Déjà 5 jours que je suis revenue du Pérou, et mes souvenirs sont toujours vivaces et douloureux mais aussi plein de merveilleux moments. Je suis revenue différente ou peut-être tout simplement moi-même. J’ai adoré cette expérience, qui je l’espère, ne sera pas unique et que toute personne devrait vivre au moins une fois.

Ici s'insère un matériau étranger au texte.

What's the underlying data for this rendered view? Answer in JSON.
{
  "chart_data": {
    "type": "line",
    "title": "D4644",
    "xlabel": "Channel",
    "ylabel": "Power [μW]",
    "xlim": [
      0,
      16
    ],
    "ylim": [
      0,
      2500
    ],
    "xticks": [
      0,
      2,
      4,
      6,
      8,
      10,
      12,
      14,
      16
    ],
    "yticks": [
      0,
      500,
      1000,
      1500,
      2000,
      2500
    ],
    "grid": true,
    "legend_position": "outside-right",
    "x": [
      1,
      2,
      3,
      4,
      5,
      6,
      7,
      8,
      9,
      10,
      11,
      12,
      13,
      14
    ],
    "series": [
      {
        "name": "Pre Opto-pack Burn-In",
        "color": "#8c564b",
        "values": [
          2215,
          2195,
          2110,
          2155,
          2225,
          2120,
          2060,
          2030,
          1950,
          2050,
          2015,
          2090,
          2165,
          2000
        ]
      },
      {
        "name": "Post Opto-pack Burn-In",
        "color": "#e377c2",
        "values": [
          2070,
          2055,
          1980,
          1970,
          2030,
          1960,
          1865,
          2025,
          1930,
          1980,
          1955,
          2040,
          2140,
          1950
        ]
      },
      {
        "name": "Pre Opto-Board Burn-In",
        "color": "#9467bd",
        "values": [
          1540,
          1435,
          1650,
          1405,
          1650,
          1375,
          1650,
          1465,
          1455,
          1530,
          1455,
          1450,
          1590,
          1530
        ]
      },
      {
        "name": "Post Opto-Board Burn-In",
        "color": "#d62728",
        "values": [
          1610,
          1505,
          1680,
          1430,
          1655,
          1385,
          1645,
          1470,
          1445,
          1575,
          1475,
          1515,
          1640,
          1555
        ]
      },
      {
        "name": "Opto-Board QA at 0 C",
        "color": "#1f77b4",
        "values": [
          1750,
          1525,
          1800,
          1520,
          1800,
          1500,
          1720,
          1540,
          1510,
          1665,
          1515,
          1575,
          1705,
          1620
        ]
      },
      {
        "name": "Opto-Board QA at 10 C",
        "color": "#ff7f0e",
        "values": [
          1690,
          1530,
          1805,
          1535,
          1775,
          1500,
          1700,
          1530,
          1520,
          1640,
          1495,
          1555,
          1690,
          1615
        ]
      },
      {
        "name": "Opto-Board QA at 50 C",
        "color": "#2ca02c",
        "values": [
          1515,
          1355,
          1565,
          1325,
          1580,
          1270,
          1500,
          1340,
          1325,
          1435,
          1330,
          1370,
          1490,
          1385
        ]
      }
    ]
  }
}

Lima est une très grande ville, très polluée, très dense et intense. La vie grouille, les 100 000 taxis vrombissent, les maisons de pacotilles se multiplient et les cafards aussi. Notre stage a été fait de telle façon que nous puissions nous acclimater doucement, au gré des visites et rencontres. Mes lacunes en espagnol ont été bien ennuyeuses mais avec les enfants, les jeux et la musique ont fait des ponts. La majorité des ressources de prévention ou de réinsertion que nous avons visitées sont des signes d’espoir pour ces enfants et adolescents qui veulent s’en sortir et qui sont très doués. Les choses que nous leur avons apportées étaient bien peu par rapport à ce qu’ils nous ont donné.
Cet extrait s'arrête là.